The patient portal authentication bypass, multiple instances of SQL injection, unrestricted file upload, remote code execution and arbitrary file actions vulnerabilities "were all fixed," he says.
"The unauthenticated information disclosure and unauthenticated administrative actions involve files that are removed after installation, so there was no fix needed," he adds.
However, "the CSRF [cross-site request forgery] was not fixed, and OpenEMR is working on a mechanism, which will require substantial code changes, to prevent this in the next OpenEMR version."
To address the problems, healthcare entities need to install the most recent OpenEMR patch. "New patches and security fixes are announced to the registration list in addition to OpenEMR's online forum and social accounts - such as Twitter, Facebook, etc. There is an OpenEMR online community that can provide free support in addition to a group of vendors that can provide professional support," Miller says.
Open Source Bugs
So, is open source software more likely to contain vulnerabilities than commercial software?
"These vulnerabilities are much more commonly found in open source software than commercial software as a service, since you have the ability to simply read and manually analyze the source code [of open source software]," Bee says. "For commercial software, you don't have the source code access, thus limiting you to blackbox testing, simulating an attack from an outsider."
Tom Walsh, founder and managing partner at tw-Security, adds: "The source code to commercial software is tightly protected," and therefore more difficult to assess by outsiders. "Open source code is being scrutinized by thousands of users. Therefore, the odds are greater for finding vulnerabilities in the code."

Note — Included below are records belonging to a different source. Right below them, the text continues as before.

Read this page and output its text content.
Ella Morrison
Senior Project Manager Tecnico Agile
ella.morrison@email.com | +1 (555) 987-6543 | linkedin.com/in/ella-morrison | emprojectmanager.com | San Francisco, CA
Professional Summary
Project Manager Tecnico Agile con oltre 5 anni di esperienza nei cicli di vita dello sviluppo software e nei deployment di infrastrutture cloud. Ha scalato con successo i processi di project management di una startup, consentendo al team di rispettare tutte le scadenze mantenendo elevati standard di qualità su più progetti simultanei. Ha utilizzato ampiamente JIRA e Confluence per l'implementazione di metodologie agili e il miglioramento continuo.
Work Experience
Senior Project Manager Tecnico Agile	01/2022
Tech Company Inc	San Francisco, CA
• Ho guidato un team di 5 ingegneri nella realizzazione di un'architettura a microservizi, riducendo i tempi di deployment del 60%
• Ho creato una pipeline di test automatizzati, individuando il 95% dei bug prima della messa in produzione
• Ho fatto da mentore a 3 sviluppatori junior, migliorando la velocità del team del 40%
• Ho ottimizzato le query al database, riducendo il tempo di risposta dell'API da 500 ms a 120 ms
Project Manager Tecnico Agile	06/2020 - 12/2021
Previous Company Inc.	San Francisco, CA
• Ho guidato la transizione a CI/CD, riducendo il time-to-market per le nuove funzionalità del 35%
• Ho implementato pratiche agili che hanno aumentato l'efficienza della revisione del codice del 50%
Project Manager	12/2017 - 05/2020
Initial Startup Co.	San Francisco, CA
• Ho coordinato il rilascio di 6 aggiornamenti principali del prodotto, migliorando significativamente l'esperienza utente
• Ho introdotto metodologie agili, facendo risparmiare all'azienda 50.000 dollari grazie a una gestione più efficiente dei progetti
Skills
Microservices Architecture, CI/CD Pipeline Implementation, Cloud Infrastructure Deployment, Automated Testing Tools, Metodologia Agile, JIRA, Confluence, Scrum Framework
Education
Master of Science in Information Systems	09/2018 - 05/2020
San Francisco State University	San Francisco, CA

Open source software is available for the public or subscribers to use and modify, Finn notes. "The intent was that people would enhance and improve the product more quickly on a continuous basis. Unfortunately, with all those people with different ideas, it often means that the software can take plenty of curious bends and forks with processes and testing that are not well controlled."
Of the OpenEMR vulnerabilities identified by researchers, several are particularly troubling, some experts say.
"It is probably important to note that while none of the flaws were "critical," 17 of the 22 noted [in the report] were ranked as 'high severity,'" Finn says.
"Complex systems, like EMRs, tend to fail in complex ways."
—David Finn, CynergisTek
"I would concur with Project Insecurity that the portal authorization bypass is the most troubling issue. If a user bypassed the portal authorization, they could gain access to patient demographics, all EMR records including prescription and billing information."
Walsh says the two most worrisome vulnerabilities are the SQL injection flaws and unrestricted file upload.
"Multiple SQL injection: By now, any software developer or programmer knows about this vulnerability and how it has been exploited in the past by hackers. Unrestricted file upload: Without some restrictions, the OpenEMR software relies solely on the user's endpoint protection, such as anti-virus software," Walsh says.
"If a clinic or physician practice doesn't want to spend the money on a commercial EMR, they may not be spending money on commercial anti-virus software. While there are some decent free versions of anti-virus software - you get what you pay for."
Healthcare entities using open source software should conduct their own vulnerability scans and code reviews, Walsh suggests. "Invest in good security at the server and workstation level," he advises.
"Complex systems, like EMRs, tend to fail in complex ways," Finn notes. "It is not just the security of the application software; it will depend on many variables - the configuration settings on the app, the operating system, the patches in place, network security and operational controls, like access management."